Nearly half of overall drug spend last year was driven by specialty medications even though they represent less than 1% of utilization, according to the PBM’s trend report. Specialty spend increased by 4.3%, driven by a 9.1% increase in utilization of high-cost specialty products with expanded indications of use. By preferring lower-net-cost options, including significant new generic releases, Navitus was able to lower the unit-cost trend by 4.8% and ultimately keep specialty trend to 4.3%, which is the lowest it has been in recent years.
This year, Navitus projects that specialty medications spending will surpass non-specialty drug spending. Increased use of specialty drugs is being driven by the approval of new drugs and expanded indications. In fact, four out of five new drug approvals in 2021 were specialty medications.
Navitus’s model has help to reduce spending on specialty medications as well. Last year, the PBM was able to reduce spending by 42% on one specialty class: targeted immunomodulators (TIMs), which are used to treat conditions such as rheumatoid arthritis, plaque psoriasis, psoriatic arthritis, ulcerative colitis and Crohn’s disease. These therapies represented almost 25% of overall pharmacy spend for Navitus clients. They accomplished this through rebate enhancements that were passed on to clients and formulary changes such as moving utilization from Novartis’ Cosentyx (secukinumab) to Lilly’s Taltz (ixekizumab).
Both Navitus and Lumicera use a clinical care model that helps promote adherence and improve health outcomes. Both companies are able to leverage claims data to identify patients who could benefit from additional support. “We've designed our population health programs to leverage that data to look for opportunities to improve prescribing practices and improve care,” Eberle said.
On the Lumicera side, the company uses care pathways, for example, for rheumatoid arthritis oncology, and multiple sclerosis, that help patients manage their disease.
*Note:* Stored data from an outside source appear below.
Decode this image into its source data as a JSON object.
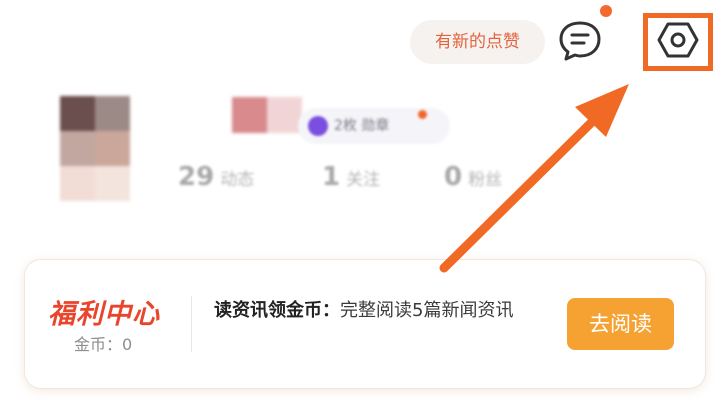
{
  "topbar": {
    "likes_pill": "有新的点赞",
    "message_icon": "chat-bubble-icon",
    "settings_icon": "hexagon-gear-icon",
    "settings_highlight_color": "#f06a25"
  },
  "profile": {
    "badge_text": "2枚 勋章",
    "stats": [
      {
        "value": "29",
        "label": "动态"
      },
      {
        "value": "1",
        "label": "关注"
      },
      {
        "value": "0",
        "label": "粉丝"
      }
    ]
  },
  "welfare": {
    "title": "福利中心",
    "coins": "金币：0",
    "task_title": "读资讯领金币：",
    "task_desc": "完整阅读5篇新闻资讯",
    "button_label": "去阅读",
    "button_color": "#f5a232"
  },
  "annotation": {
    "arrow_color": "#f06a25"
  }
}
They provide training videos, follow up with patients who start a new therapy, and provide support for managing side effects. In 2021, 44% of members improved their maintenance medication adherence after intervention.
Eberle said these care pathways are integrated with the electronic medical records to help make it easier for physicians, but they also try to engage physicians to provide actionable data about varies therapies.